Description Andreas Schwab 2009-02-01 16:54:50 UTC
Latest working kernel version: 2.6.29-rc2
Earliest failing kernel version: 2.6.29-rc3
Distribution:
Hardware Environment: iBook G4
Software Environment:
Problem Description:
Crash during resume from suspend to ram.

Caused by:
commit aa8c6c93747f7b55fa11e1624fec8ca33763a805
Author: Rafael J. Wysocki <rjw@sisk.pl>
Date:   Fri Jan 16 21:54:43 2009 +0100

    PCI PM: Restore standard config registers of all devices early
    
    There is a problem in our handling of suspend-resume of PCI devices that
    many of them have their standard config registers restored with
    interrupts enabled and they are put into the full power state with
    interrupts enabled as well.  This may lead to the following scenario:
      * an interrupt vector is shared between two or more devices
      * one device is resumed earlier and generates an interrupt
      * the interrupt handler of another device tries to handle it and
        attempts to access the device the config space of which hasn't been
        restored yet and/or which still is in a low power state
      * the system crashes as a result
    
    To prevent this from happening we should restore the standard
    configuration registers of all devices with interrupts disabled and we
    should put them into the D0 power state right after that.
    Unfortunately, this cannot be done using the existing
    pci_set_power_state(), because it can sleep.  Also, to do it we have to
    make sure that the config spaces of all devices were actually saved
    during suspend.
Comment 1 Rafael J. Wysocki 2009-02-02 03:59:44 UTC
Created attachment 20076 [details]
Put devices into D0 before restoring their state

Can you try this patch,  please?
Comment 2 Andreas Schwab 2009-02-02 11:37:11 UTC
That does not help.
Comment 3 Rafael J. Wysocki 2009-02-02 13:25:22 UTC
Created attachment 20078 [details]
Workaround for devices without the PM capability

Thanks for testing.

Please also try this one (on top of the previous one).
Comment 4 Rafael J. Wysocki 2009-02-02 13:26:29 UTC
First-Bad-Commit: aa8c6c93747f7b55fa11e1624fec8ca33763a805
Handled-By : Rafael J. Wysocki <rjw@sisk.pl>
Comment 5 Andreas Schwab 2009-02-02 13:59:40 UTC
That didn't help either.
Comment 6 Rafael J. Wysocki 2009-02-02 14:15:40 UTC
Please attach the output of 'lspci -vv'.
Comment 7 Andreas Schwab 2009-02-02 14:35:15 UTC
When suspending with no_console_suspend init=/bin/sh I see Badness at drivers/pci/pci-driver.c:368 (and in this state resume actually works even in vanilla rc3, but the badness only happens with the patches applied).
Comment 8 Andreas Schwab 2009-02-02 14:36:28 UTC
Created attachment 20079 [details]
lspci -vv
Comment 9 Rafael J. Wysocki 2009-02-02 15:06:15 UTC
(In reply to comment #7)
> When suspending with no_console_suspend init=/bin/sh I see Badness at
> drivers/pci/pci-driver.c:368

This only is a warning, no need to worry about it.  You can just comment out lines 368 and 369 in drivers/pci/pci-driver.c and it should go away.

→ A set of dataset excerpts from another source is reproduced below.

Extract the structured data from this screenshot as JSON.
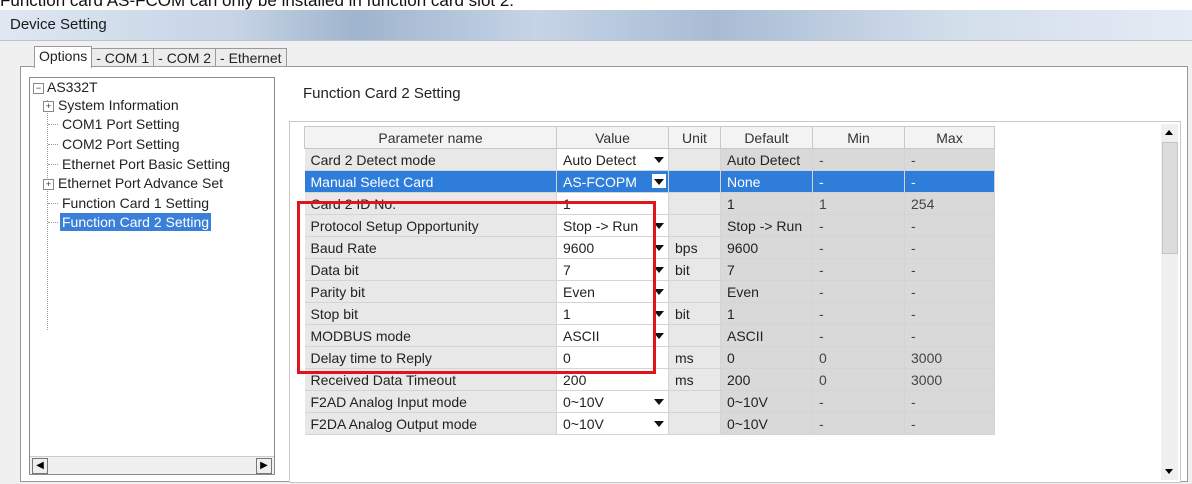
{
  "caption": "Function card AS-FCOM can only be installed in function card slot 2.",
  "window": {
    "title": "Device Setting"
  },
  "tabs": [
    "Options",
    "- COM 1",
    "- COM 2",
    "- Ethernet"
  ],
  "tree": {
    "root": "AS332T",
    "items": [
      "System Information",
      "COM1 Port Setting",
      "COM2 Port Setting",
      "Ethernet Port Basic Setting",
      "Ethernet Port Advance Set",
      "Function Card 1 Setting",
      "Function Card 2 Setting"
    ],
    "selected": "Function Card 2 Setting"
  },
  "section_title": "Function Card 2 Setting",
  "table": {
    "headers": [
      "Parameter name",
      "Value",
      "Unit",
      "Default",
      "Min",
      "Max"
    ],
    "rows": [
      {
        "name": "Card 2 Detect mode",
        "value": "Auto Detect",
        "unit": "",
        "default": "Auto Detect",
        "min": "-",
        "max": "-"
      },
      {
        "name": "Manual Select Card",
        "value": "AS-FCOPM",
        "unit": "",
        "default": "None",
        "min": "-",
        "max": "-"
      },
      {
        "name": "Card 2 ID No.",
        "value": "1",
        "unit": "",
        "default": "1",
        "min": "1",
        "max": "254"
      },
      {
        "name": "Protocol Setup Opportunity",
        "value": "Stop -> Run",
        "unit": "",
        "default": "Stop -> Run",
        "min": "-",
        "max": "-"
      },
      {
        "name": "Baud Rate",
        "value": "9600",
        "unit": "bps",
        "default": "9600",
        "min": "-",
        "max": "-"
      },
      {
        "name": "Data bit",
        "value": "7",
        "unit": "bit",
        "default": "7",
        "min": "-",
        "max": "-"
      },
      {
        "name": "Parity bit",
        "value": "Even",
        "unit": "",
        "default": "Even",
        "min": "-",
        "max": "-"
      },
      {
        "name": "Stop bit",
        "value": "1",
        "unit": "bit",
        "default": "1",
        "min": "-",
        "max": "-"
      },
      {
        "name": "MODBUS mode",
        "value": "ASCII",
        "unit": "",
        "default": "ASCII",
        "min": "-",
        "max": "-"
      },
      {
        "name": "Delay time to Reply",
        "value": "0",
        "unit": "ms",
        "default": "0",
        "min": "0",
        "max": "3000"
      },
      {
        "name": "Received Data Timeout",
        "value": "200",
        "unit": "ms",
        "default": "200",
        "min": "0",
        "max": "3000"
      },
      {
        "name": "F2AD Analog Input mode",
        "value": "0~10V",
        "unit": "",
        "default": "0~10V",
        "min": "-",
        "max": "-"
      },
      {
        "name": "F2DA Analog Output mode",
        "value": "0~10V",
        "unit": "",
        "default": "0~10V",
        "min": "-",
        "max": "-"
      }
    ],
    "highlight_color": "#2f7ddb",
    "annotation_color": "#e0151c"
  }
}
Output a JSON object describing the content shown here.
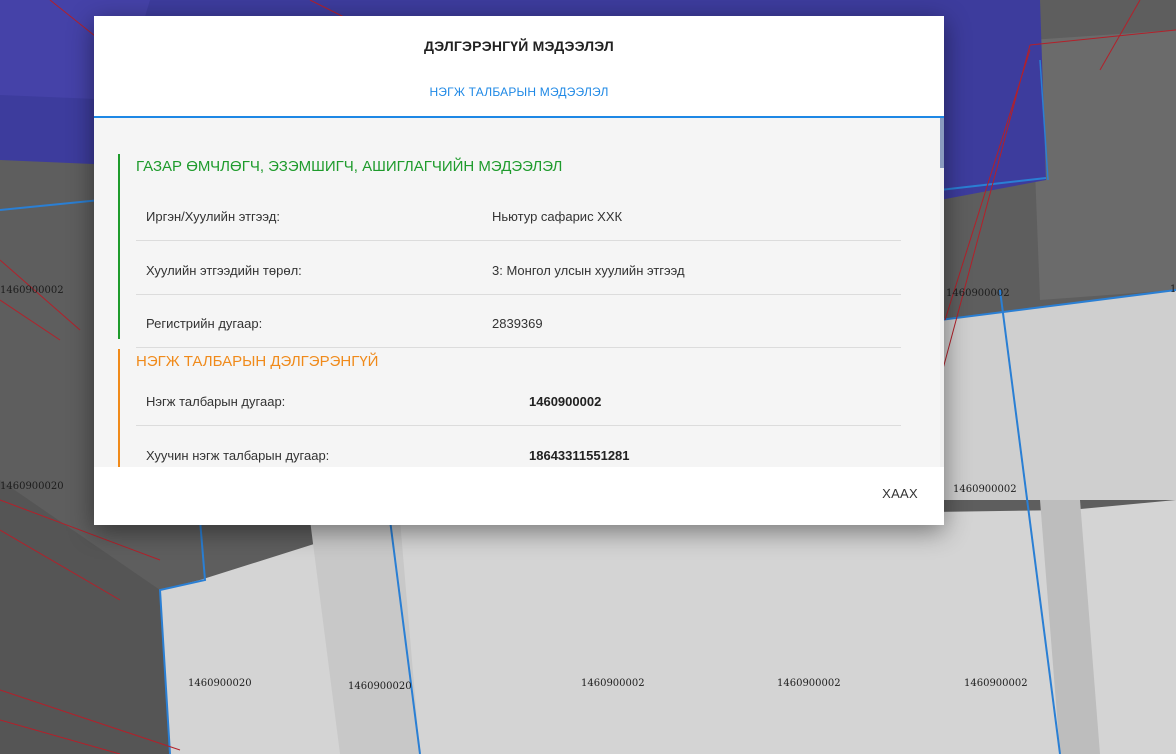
{
  "map": {
    "parcel_labels": [
      "1460900002",
      "1460900020",
      "1460900002",
      "1460900002",
      "1460900020",
      "1460900020",
      "1460900002",
      "1460900002",
      "1460900002",
      "1"
    ]
  },
  "dialog": {
    "title": "ДЭЛГЭРЭНГҮЙ МЭДЭЭЛЭЛ",
    "tab": "НЭГЖ ТАЛБАРЫН МЭДЭЭЛЭЛ",
    "owner_section": {
      "title": "ГАЗАР ӨМЧЛӨГЧ, ЭЗЭМШИГЧ, АШИГЛАГЧИЙН МЭДЭЭЛЭЛ",
      "rows": [
        {
          "label": "Иргэн/Хуулийн этгээд:",
          "value": "Ньютур сафарис ХХК"
        },
        {
          "label": "Хуулийн этгээдийн төрөл:",
          "value": "3: Монгол улсын хуулийн этгээд"
        },
        {
          "label": "Регистрийн дугаар:",
          "value": "2839369"
        }
      ]
    },
    "parcel_section": {
      "title": "НЭГЖ ТАЛБАРЫН ДЭЛГЭРЭНГҮЙ",
      "rows": [
        {
          "label": "Нэгж талбарын дугаар:",
          "value": "1460900002"
        },
        {
          "label": "Хуучин нэгж талбарын дугаар:",
          "value": "18643311551281"
        }
      ]
    },
    "close_label": "ХААХ"
  },
  "colors": {
    "accent": "#1e88e5",
    "owner_green": "#1e9b2c",
    "parcel_orange": "#f08a1a"
  }
}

> (and in this state resume actually works even in
> vanilla rc3, but the badness only happens with the patches applied).

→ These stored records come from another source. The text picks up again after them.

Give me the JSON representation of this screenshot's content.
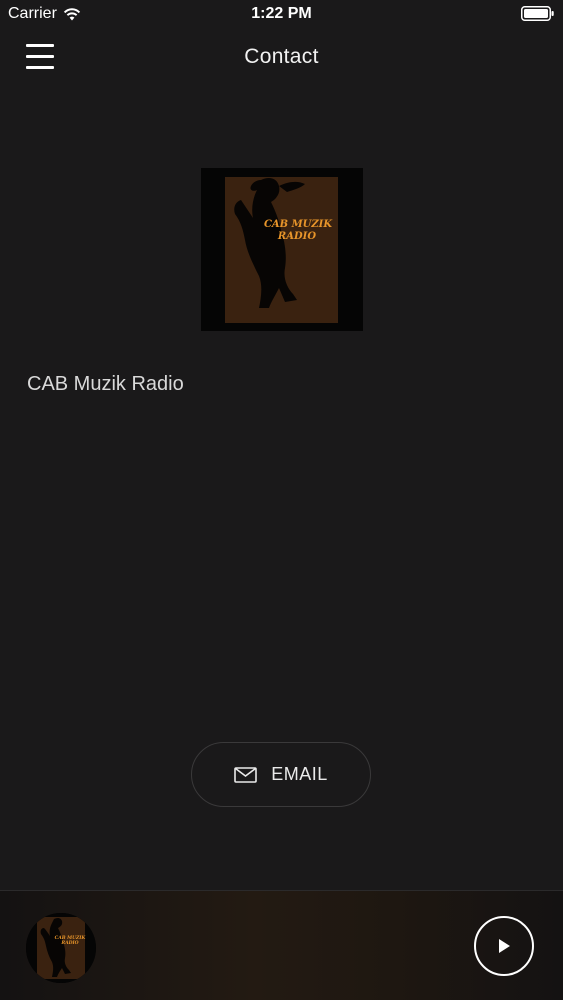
{
  "status_bar": {
    "carrier": "Carrier",
    "time": "1:22 PM",
    "wifi_icon": "wifi-icon",
    "battery_icon": "battery-icon"
  },
  "nav": {
    "title": "Contact",
    "menu_icon": "hamburger-menu-icon"
  },
  "station": {
    "logo_text_line1": "CAB MUZIK",
    "logo_text_line2": "RADIO",
    "name": "CAB Muzik Radio"
  },
  "contact": {
    "email_label": "EMAIL",
    "email_icon": "envelope-icon"
  },
  "player": {
    "play_icon": "play-icon"
  },
  "colors": {
    "background": "#1a191a",
    "logo_accent": "#e8952a",
    "logo_bg": "#3a2210"
  }
}
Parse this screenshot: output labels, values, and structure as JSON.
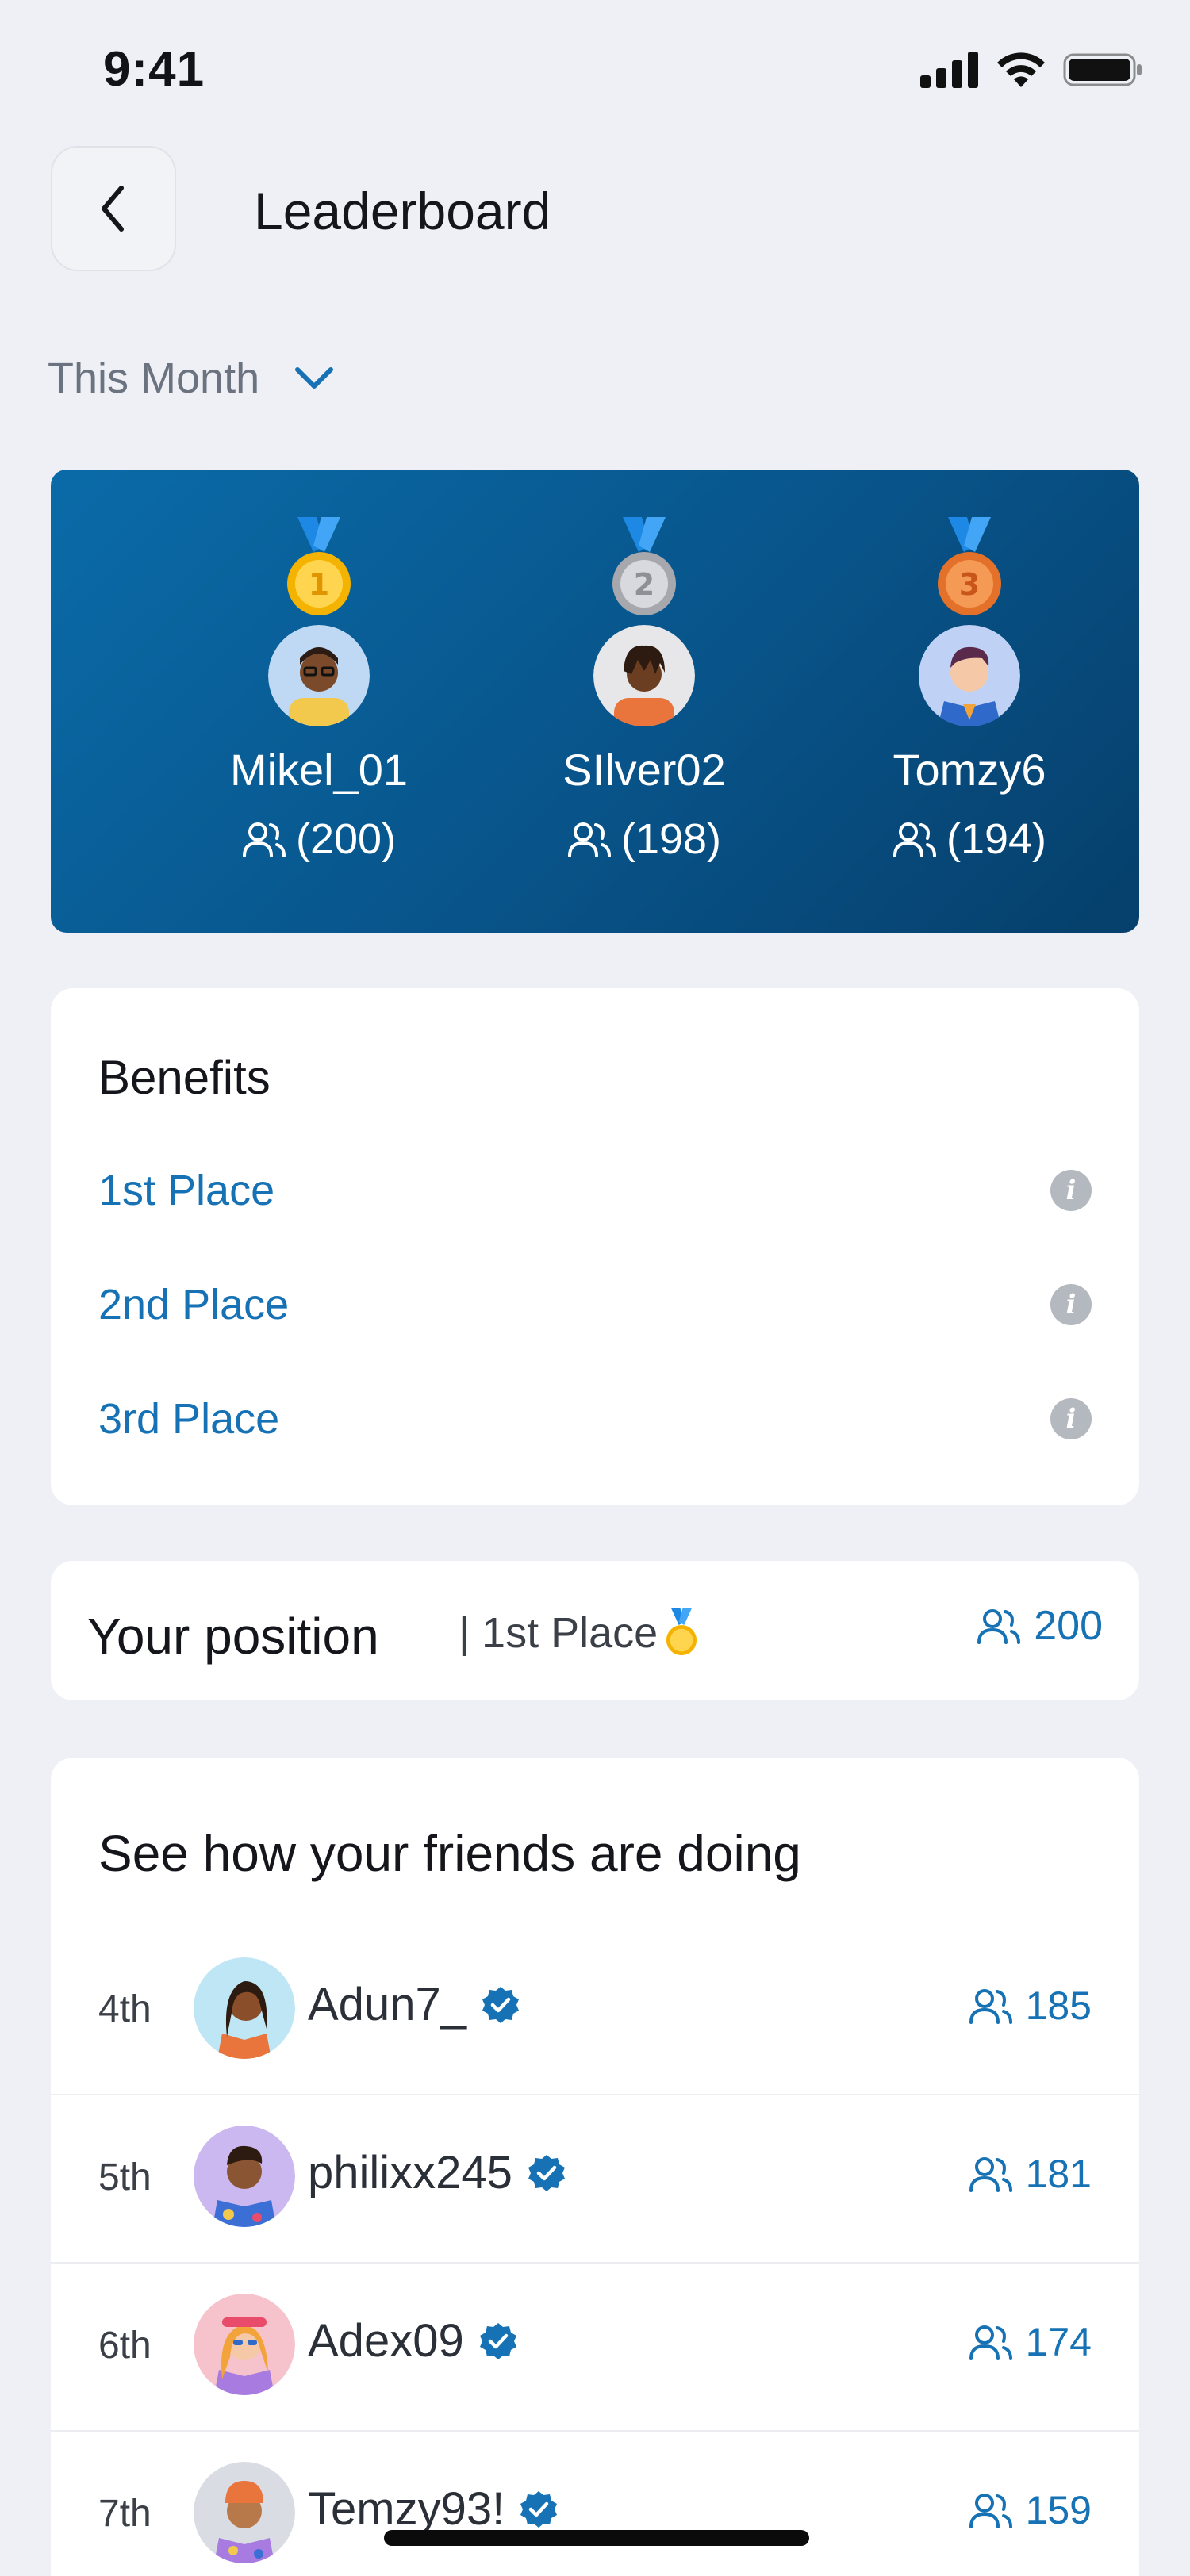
{
  "status_bar": {
    "time": "9:41"
  },
  "header": {
    "title": "Leaderboard",
    "back_icon": "chevron-left-icon"
  },
  "period": {
    "selected": "This Month",
    "icon": "chevron-down-icon"
  },
  "podium": [
    {
      "medal": "gold-medal-icon",
      "medal_number": "1",
      "name": "Mikel_01",
      "score": "(200)",
      "avatar_bg": "#BFD9F5"
    },
    {
      "medal": "silver-medal-icon",
      "medal_number": "2",
      "name": "SIlver02",
      "score": "(198)",
      "avatar_bg": "#E7E7EA"
    },
    {
      "medal": "bronze-medal-icon",
      "medal_number": "3",
      "name": "Tomzy6",
      "score": "(194)",
      "avatar_bg": "#BFD1F5"
    }
  ],
  "benefits": {
    "title": "Benefits",
    "items": [
      {
        "label": "1st Place",
        "icon": "info-icon"
      },
      {
        "label": "2nd Place",
        "icon": "info-icon"
      },
      {
        "label": "3rd Place",
        "icon": "info-icon"
      }
    ]
  },
  "position": {
    "title": "Your position",
    "place": "| 1st Place",
    "medal": "gold-medal-icon",
    "score": "200"
  },
  "friends": {
    "title": "See how your friends are doing",
    "items": [
      {
        "rank": "4th",
        "name": "Adun7_",
        "score": "185",
        "verified": true,
        "avatar_bg": "#BFE6F5"
      },
      {
        "rank": "5th",
        "name": "philixx245",
        "score": "181",
        "verified": true,
        "avatar_bg": "#CBB8F0"
      },
      {
        "rank": "6th",
        "name": "Adex09",
        "score": "174",
        "verified": true,
        "avatar_bg": "#F6C2CC"
      },
      {
        "rank": "7th",
        "name": "Temzy93!",
        "score": "159",
        "verified": true,
        "avatar_bg": "#D9DCE2"
      }
    ]
  },
  "colors": {
    "accent": "#1672B4",
    "podium_gradient_start": "#0A6BA8",
    "podium_gradient_end": "#063F6B",
    "background": "#EFF0F5"
  }
}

Ah, good.  One of device drivers apparently breaks things, I wonder which one.
Comment 10 Rafael J. Wysocki 2009-02-02 15:13:10 UTC
Which drivers are loaded when you boot with init=/bin/sh ?
Comment 11 Rafael J. Wysocki 2009-02-02 15:24:50 UTC
IOW, please attach a dmesg log containing a successful suspend-resume cycle with init=/bin/sh, if possible.
Comment 12 Rafael J. Wysocki 2009-02-02 15:39:08 UTC
Created attachment 20080 [details]
Read state from the device after trying to change it on early resume

Linus thinks something like this may help, so please also try it.
Comment 13 Rafael J. Wysocki 2009-02-02 15:47:20 UTC
The last patch is on top of the one from comment #1.
Comment 14 Rafael J. Wysocki 2009-02-02 15:53:31 UTC
Created attachment 20081 [details]
Change current_state to unknown in PMAC resume

If the patch from comment #12 doesn't help, please also try this one.
Comment 15 Rafael J. Wysocki 2009-02-02 15:54:21 UTC
(On top of the patch from comment #1).
Comment 16 Benjamin Herrenschmidt 2009-02-02 15:55:52 UTC
The root problem is radeonfb.

It has its own config space restore code (yuck, but heh, that predates all the
PCI core stuff) -and- it makes the decision as to whether it must re-POST the
card on not ... based on the BAR values having been lost...

With your patch, the BAR values are restored, so radeonfb things the card
doesn't need re-POSTing and doesn't try.

This is fishy, I'll try to come up with something a bit more sane. I'm not sure
though what is the best way to "detect" that the card is non posted, I'll
figure something.

(Note, email temporarily down, so I can't reply on the lkml thread right away)
Comment 17 Benjamin Herrenschmidt 2009-02-02 15:58:00 UTC
Actually, Andreas, did you disable the early resume code in there ? With the early resume, radeonfb should have kicked in before the PCI restore code and thus should have somewhat worked anyway... unless pci_enable_device() -also- causes the BARs to be restored.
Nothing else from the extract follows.